What a fast moving industry we work in. As I’m approaching the latter stages of my career and the call of touring the UK and Europe in my Morgan grows stronger, I’ve come about all reflective. After nearly 40 years in telecommunications, IT and software development and even more frighteningly 22 years of this in O2 (and its various guises) I want to reflect on our biggest technological landmarks and also consider where I see digital taking us up to the close of this decade.

As far back as 1990 just 5 years after our launch as Cellnet I remember pioneering mobile customers beginning to ask for data connectivity. Early solutions were primitive; they involved connecting analogue handsets and large analogue modems together to deliver the service. And even though data speeds were painfully slow people could still see the benefit of mobile data.

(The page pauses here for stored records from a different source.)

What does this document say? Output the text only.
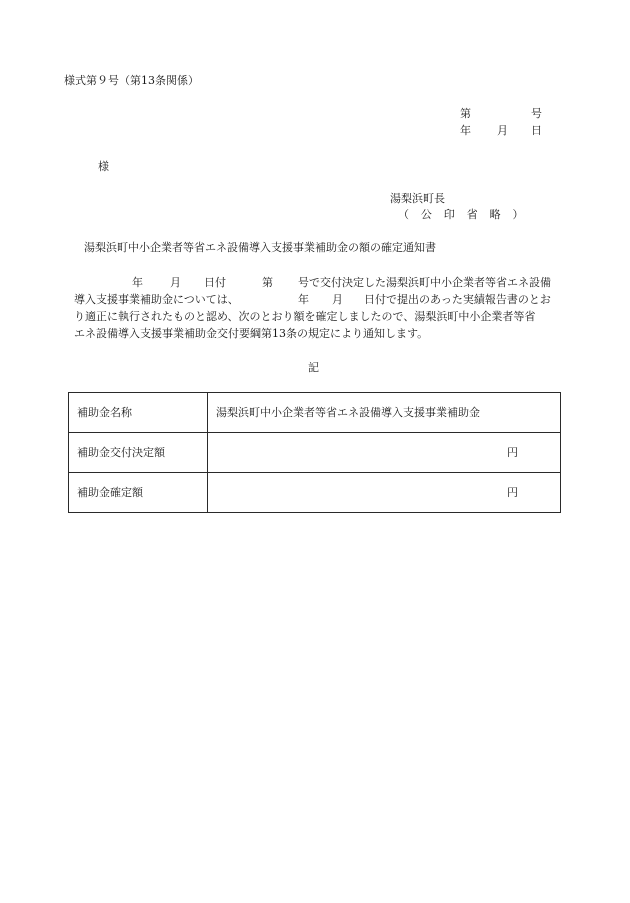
様式第９号（第13条関係）
第	号
年 月 日
様
湯梨浜町長
（ 公 印 省 略 ）
湯梨浜町中小企業者等省エネ設備導入支援事業補助金の額の確定通知書
年 月 日付	第 号で交付決定した湯梨浜町中小企業者等省エネ設備
導入支援事業補助金については、	年 月 日付で提出のあった実績報告書のとお
り適正に執行されたものと認め、次のとおり額を確定しましたので、湯梨浜町中小企業者等省
エネ設備導入支援事業補助金交付要綱第13条の規定により通知します。
記
補助金名称	湯梨浜町中小企業者等省エネ設備導入支援事業補助金
補助金交付決定額	円

補助金確定額	円
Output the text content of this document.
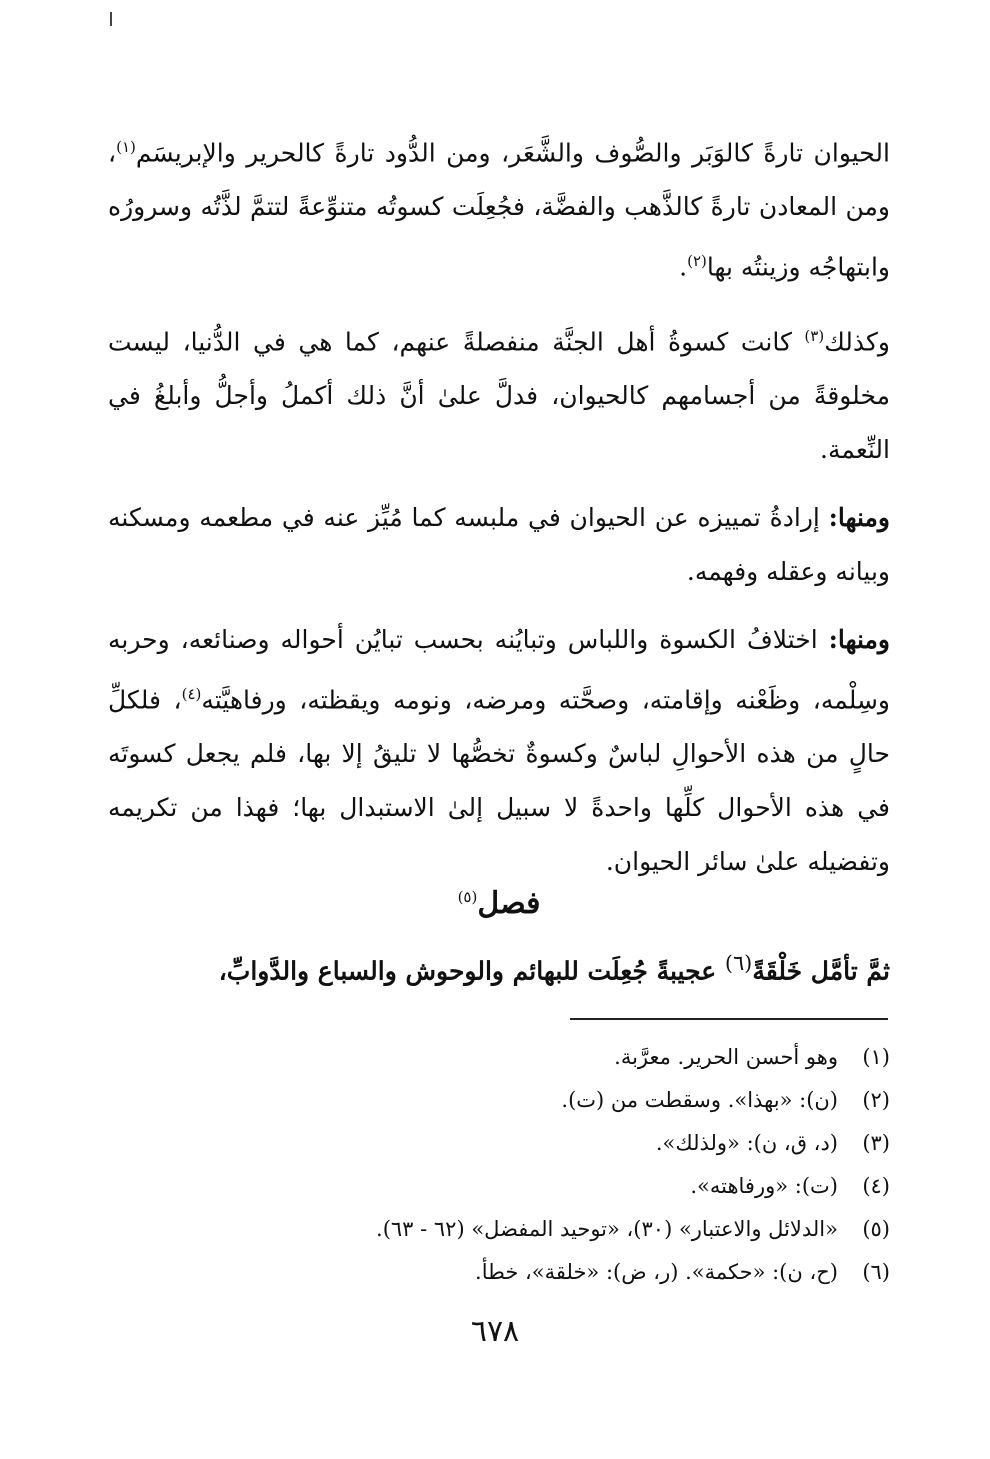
الحيوان تارةً كالوَبَر والصُّوف والشَّعَر، ومن الدُّود تارةً كالحرير والإبريسَم$^{(١)}$، ومن المعادن تارةً كالذَّهب والفضَّة، فجُعِلَت كسوتُه متنوِّعةً لتتمَّ لذَّتُه وسرورُه وابتهاجُه وزينتُه بها$^{(٢)}$.

وكذلك$^{(٣)}$ كانت كسوةُ أهل الجنَّة منفصلةً عنهم، كما هي في الدُّنيا، ليست مخلوقةً من أجسامهم كالحيوان، فدلَّ علىٰ أنَّ ذلك أكملُ وأجلُّ وأبلغُ في النِّعمة.

ومنها: إرادةُ تمييزه عن الحيوان في ملبسه كما مُيِّز عنه في مطعمه ومسكنه وبيانه وعقله وفهمه.

ومنها: اختلافُ الكسوة واللباس وتبايُنه بحسب تبايُن أحواله وصنائعه، وحربه وسِلْمه، وظَعْنه وإقامته، وصحَّته ومرضه، ونومه ويقظته، ورفاهيَّته$^{(٤)}$، فلكلِّ حالٍ من هذه الأحوالِ لباسٌ وكسوةٌ تخصُّها لا تليقُ إلا بها، فلم يجعل كسوتَه في هذه الأحوال كلِّها واحدةً لا سبيل إلىٰ الاستبدال بها؛ فهذا من تكريمه وتفضيله علىٰ سائر الحيوان.

فصل$^{(٥)}$
ثمَّ تأمَّل خَلْقَةً$^{(٦)}$ عجيبةً جُعِلَت للبهائم والوحوش والسباع والدَّوابِّ،
(١)وهو أحسن الحرير. معرَّبة.
(٢)(ن): «بهذا». وسقطت من (ت).
(٣)(د، ق، ن): «ولذلك».
(٤)(ت): «ورفاهته».
(٥)«الدلائل والاعتبار» (٣٠)، «توحيد المفضل» (٦٢ - ٦٣).
(٦)(ح، ن): «حكمة». (ر، ض): «خلقة»، خطأ.
٦٧٨
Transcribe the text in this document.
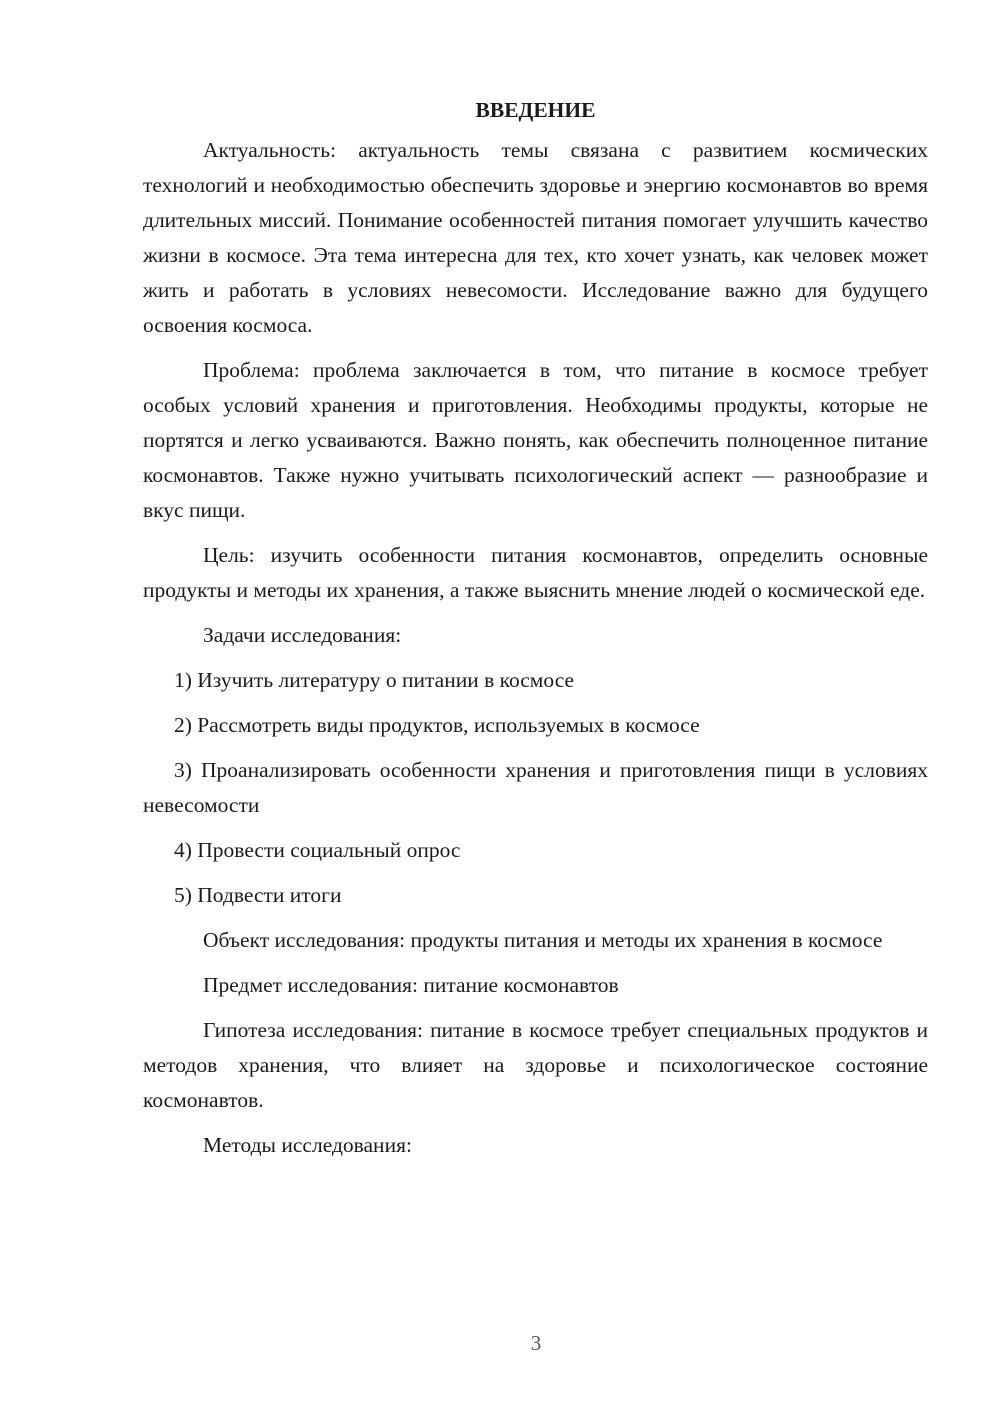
ВВЕДЕНИЕ

Актуальность: актуальность темы связана с развитием космических технологий и необходимостью обеспечить здоровье и энергию космонавтов во время длительных миссий. Понимание особенностей питания помогает улучшить качество жизни в космосе. Эта тема интересна для тех, кто хочет узнать, как человек может жить и работать в условиях невесомости. Исследование важно для будущего освоения космоса.

Проблема: проблема заключается в том, что питание в космосе требует особых условий хранения и приготовления. Необходимы продукты, которые не портятся и легко усваиваются. Важно понять, как обеспечить полноценное питание космонавтов. Также нужно учитывать психологический аспект — разнообразие и вкус пищи.

Цель: изучить особенности питания космонавтов, определить основные продукты и методы их хранения, а также выяснить мнение людей о космической еде.

Задачи исследования:

1) Изучить литературу о питании в космосе

2) Рассмотреть виды продуктов, используемых в космосе

3) Проанализировать особенности хранения и приготовления пищи в условиях невесомости

4) Провести социальный опрос

5) Подвести итоги

Объект исследования: продукты питания и методы их хранения в космосе

Предмет исследования: питание космонавтов

Гипотеза исследования: питание в космосе требует специальных продуктов и методов хранения, что влияет на здоровье и психологическое состояние космонавтов.

Методы исследования:

3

The next few years saw the technology shrink and mobile fax machines become available. This enabled haulage companies to send and receive jobs and manifests to their fleets. With GSM, the new digital service, doubled data speeds and halved the size of the equipment. Data cards such as the Nokia DTP- 2 and the Nokia 2110 launched in 1994 and enabled sales forces to stocktake and place orders on the road directly to their sales systems. The GSM data cards also enabled early PDAs like the Apple Newton to be used in field service environments delivering jobs to all sorts of field maintenance teams, speeding up service and increasing productivity. Around that time and also thanks to the GSM network we saw the birth of vehicle tracking and telematics.

1999 saw Cellnet become BTCellnet and a video showing what the world could look like with 3G. The fantastically retro video created by our then founding company was eerily close to what we now know as reality…

[youtube]http://www.youtube.com/watch?v=FoYS3PaoRHs&list=UUmngcaVrf6CrwINdOtlFe6g[/youtube]

In June 2000 we launched GPRS, the precursor to 3G which kick-started mobile working and gave birth to the mobile internet. WAP as it was known started to deliver internet content to handsets, and was the first time both business and consumer began to see the potential of mobile data.

2001 saw the launch of the O2 brand. We also started to see blackberry email devices appear outside the USA. At first a luxury reserved for senior executives, organisations soon realised the potential and Blackberry devices quickly trickled down to many sales and management functions. The field service industry wasn’t left wanting either as O2 launched the first windows mobile PDAs. The XDA range of devices soon became the defacto standard terminal for many service and delivery organisations.

3G entered the UK in 2004, offering much greater data rates and video calling. Organisations could now provide full remote access to business networks whilst on the move. It was with 3G that companies started to see measurable benefits of flexible working for the first time… Coffee shops, fast food restaurants, railway stations and hotel foyers were becoming the new office for many.

With innovation on feature phones stagnating we saw the evolution to the age of the smartphone. Apple, Android and Windows have conquered both the consumer and business market with their unlimited amounts of applications. Thanks to Smartphones mobile is now a truly dominant technology used by and available to the masses.

In 2013 we saw 4G launched to complement 3G and grow the performance 10 fold. With licence commitments driving rapid role outs, now offices as well as people can be truly mobile. Offices can now be setup and operate using wireless 4G as its connection to the rest of the world, avoiding the wait for fixed services and the contract commitments they carry. 4G’s rich media capability has opened the door to multimedia applications and cloud services.

So what’s next for O2 and its customers? Connected cities and the Internet of things will drive the smartphone to new levels. It’s been a remote control for your life through diary management, internet access and social media but will now truly become a remote control for all connected technology. Managing travel, health, money, energy, the environment, security, entertainment in fact everything anyone will need could be controllable from the palm of your hand – or your watch, or your glasses – as wearable technology becomes both accepted and fashionable as we race towards 2020.